I charged at him, feeling something like joy at the thought of the next few minutes.
Queue vaulted a turnstile and shoved tourists aside to get through the doors. I followed.
It was only when I reached the vaulted interior of the Grand Hall and saw him shoving his way up the crowded escalator to the Excursion Mezzanine that I realized where he was headed.
My father had taken me on the Templar Excursion when I was three. The farcaster portals were permanently open; it took about three hours to walk all the guided tours on the thirty worlds where the Templar ecologists had preserved some bit of nature which they thought would please the Muir. I couldn’t remember for sure, but I thought the paths were loop trails with the portals relatively close together for easy transit by Templar guides and maintenance people.
Shit.
A uniformed guard near the tour portal saw the confusion as Queue cut through and stepped forward to intercept the rude intruder. Even from fifteen meters away I could see the shock and disbelief on the old guard’s face as he staggered backward, the hilt of Queue’s long knife protruding from his chest.
The old guard, probably a retired local cop, looked down, face white, touched the bone hilt gingerly as if it were a gag, and collapsed face first on the mezzanine tiles. Tourists screamed. Someone yelled for a medic.
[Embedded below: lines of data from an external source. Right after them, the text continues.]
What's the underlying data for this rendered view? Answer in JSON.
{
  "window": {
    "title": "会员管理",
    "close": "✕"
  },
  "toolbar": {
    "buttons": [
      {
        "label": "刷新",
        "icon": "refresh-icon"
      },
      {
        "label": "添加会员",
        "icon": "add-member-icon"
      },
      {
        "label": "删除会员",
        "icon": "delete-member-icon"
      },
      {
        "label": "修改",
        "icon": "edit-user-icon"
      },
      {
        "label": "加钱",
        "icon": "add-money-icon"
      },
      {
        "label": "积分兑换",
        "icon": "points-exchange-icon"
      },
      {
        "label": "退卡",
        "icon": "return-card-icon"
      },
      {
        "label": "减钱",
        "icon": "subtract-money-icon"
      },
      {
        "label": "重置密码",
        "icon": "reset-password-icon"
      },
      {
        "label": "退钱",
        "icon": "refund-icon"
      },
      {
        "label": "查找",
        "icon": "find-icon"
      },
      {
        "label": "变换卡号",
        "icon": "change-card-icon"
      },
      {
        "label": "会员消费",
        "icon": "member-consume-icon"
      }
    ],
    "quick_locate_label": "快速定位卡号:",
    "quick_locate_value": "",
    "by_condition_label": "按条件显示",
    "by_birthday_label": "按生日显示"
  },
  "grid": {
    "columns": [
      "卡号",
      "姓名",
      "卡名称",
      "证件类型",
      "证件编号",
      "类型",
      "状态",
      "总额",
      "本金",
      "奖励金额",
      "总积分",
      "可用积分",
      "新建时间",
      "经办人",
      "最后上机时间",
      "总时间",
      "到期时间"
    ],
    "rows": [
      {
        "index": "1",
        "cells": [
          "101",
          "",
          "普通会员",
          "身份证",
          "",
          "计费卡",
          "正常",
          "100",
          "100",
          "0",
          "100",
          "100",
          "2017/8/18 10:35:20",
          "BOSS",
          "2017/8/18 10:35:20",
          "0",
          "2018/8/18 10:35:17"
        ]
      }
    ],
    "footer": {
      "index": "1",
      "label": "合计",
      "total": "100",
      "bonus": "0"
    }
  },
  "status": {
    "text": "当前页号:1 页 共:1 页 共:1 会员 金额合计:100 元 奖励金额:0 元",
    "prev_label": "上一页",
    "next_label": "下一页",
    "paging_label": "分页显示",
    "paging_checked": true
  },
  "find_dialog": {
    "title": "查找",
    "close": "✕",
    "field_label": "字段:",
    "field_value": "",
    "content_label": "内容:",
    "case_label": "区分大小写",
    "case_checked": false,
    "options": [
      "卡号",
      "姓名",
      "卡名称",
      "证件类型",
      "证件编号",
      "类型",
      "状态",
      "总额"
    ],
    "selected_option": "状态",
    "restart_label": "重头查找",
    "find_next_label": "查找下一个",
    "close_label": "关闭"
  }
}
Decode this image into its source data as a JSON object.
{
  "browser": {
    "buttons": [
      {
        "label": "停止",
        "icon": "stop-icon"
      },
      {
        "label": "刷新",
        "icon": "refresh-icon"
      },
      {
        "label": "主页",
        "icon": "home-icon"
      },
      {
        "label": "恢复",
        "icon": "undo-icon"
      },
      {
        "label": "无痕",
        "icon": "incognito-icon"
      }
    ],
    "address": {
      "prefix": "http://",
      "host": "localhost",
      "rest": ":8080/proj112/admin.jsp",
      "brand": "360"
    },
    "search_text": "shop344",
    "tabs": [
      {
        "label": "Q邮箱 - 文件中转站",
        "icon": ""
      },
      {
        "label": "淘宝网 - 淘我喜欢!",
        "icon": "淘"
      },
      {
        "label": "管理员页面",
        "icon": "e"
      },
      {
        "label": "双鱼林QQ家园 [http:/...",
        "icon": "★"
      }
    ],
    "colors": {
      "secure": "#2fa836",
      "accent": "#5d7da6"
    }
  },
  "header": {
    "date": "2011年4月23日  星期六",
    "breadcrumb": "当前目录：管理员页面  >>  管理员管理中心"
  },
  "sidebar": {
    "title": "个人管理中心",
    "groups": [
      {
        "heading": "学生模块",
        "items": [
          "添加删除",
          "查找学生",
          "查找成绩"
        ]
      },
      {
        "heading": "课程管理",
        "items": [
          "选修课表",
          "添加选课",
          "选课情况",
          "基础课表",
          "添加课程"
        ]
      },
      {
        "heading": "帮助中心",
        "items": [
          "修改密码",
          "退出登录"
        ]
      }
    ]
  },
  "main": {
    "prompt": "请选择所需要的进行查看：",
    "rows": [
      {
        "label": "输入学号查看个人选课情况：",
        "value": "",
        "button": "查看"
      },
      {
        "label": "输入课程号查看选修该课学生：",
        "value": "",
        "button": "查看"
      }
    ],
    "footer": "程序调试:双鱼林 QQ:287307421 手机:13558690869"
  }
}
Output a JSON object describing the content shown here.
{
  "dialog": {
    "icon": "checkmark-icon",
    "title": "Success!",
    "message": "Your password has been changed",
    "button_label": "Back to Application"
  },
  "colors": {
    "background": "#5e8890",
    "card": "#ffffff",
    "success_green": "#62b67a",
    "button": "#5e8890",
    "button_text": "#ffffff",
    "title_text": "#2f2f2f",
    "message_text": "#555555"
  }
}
I saw Queue shove a Templar guide aside and throw himself through the glowing portal.
This was not going as I’d planned.
I vaulted for the portal without slowing.
Through and half sliding on the slippery grass of a hillside. Sky lemon yellow above us. Tropical scents. I saw startled faces turned my way. Queue was halfway to the other farcaster, cutting through elaborate flower beds and kicking aside bonsai topiary. I recognized the world of Fuji and careened down the hillside, clambering uphill again through the flower beds, following the trail of destruction Queue had left. “Stop that man!” I screamed, realizing how foolish it sounded. No one made a move except for a Nipponese tourist who raised her imager and recorded a sequence.
Queue looked back, shoved past a gawking tour group, and stepped through the farcast portal.
I had the stunner in my hand again and waved it at the crowd. “Back! Back!” They hastily made room.
I went through warily, stunner raised. Queue no longer had his knife but I didn’t know what other toys he carried.
Brilliant light on water. The violet waves of Mare Infinitus. The path was a narrow wooden walkway ten meters above the support floats. It led out and away, curving above a fairyland coral reef and a sargasso of yellow island kelp before curving back, but a narrow catwalk cut across to the portal at the end of the trail. Queue had climbed the NO ACCESS gate and was halfway across the catwalk.
I ran the ten paces to the edge of the platform, selected tightbeam, and held the stunner on full auto, sweeping the invisible beam back and forth as if I were aiming a garden hose.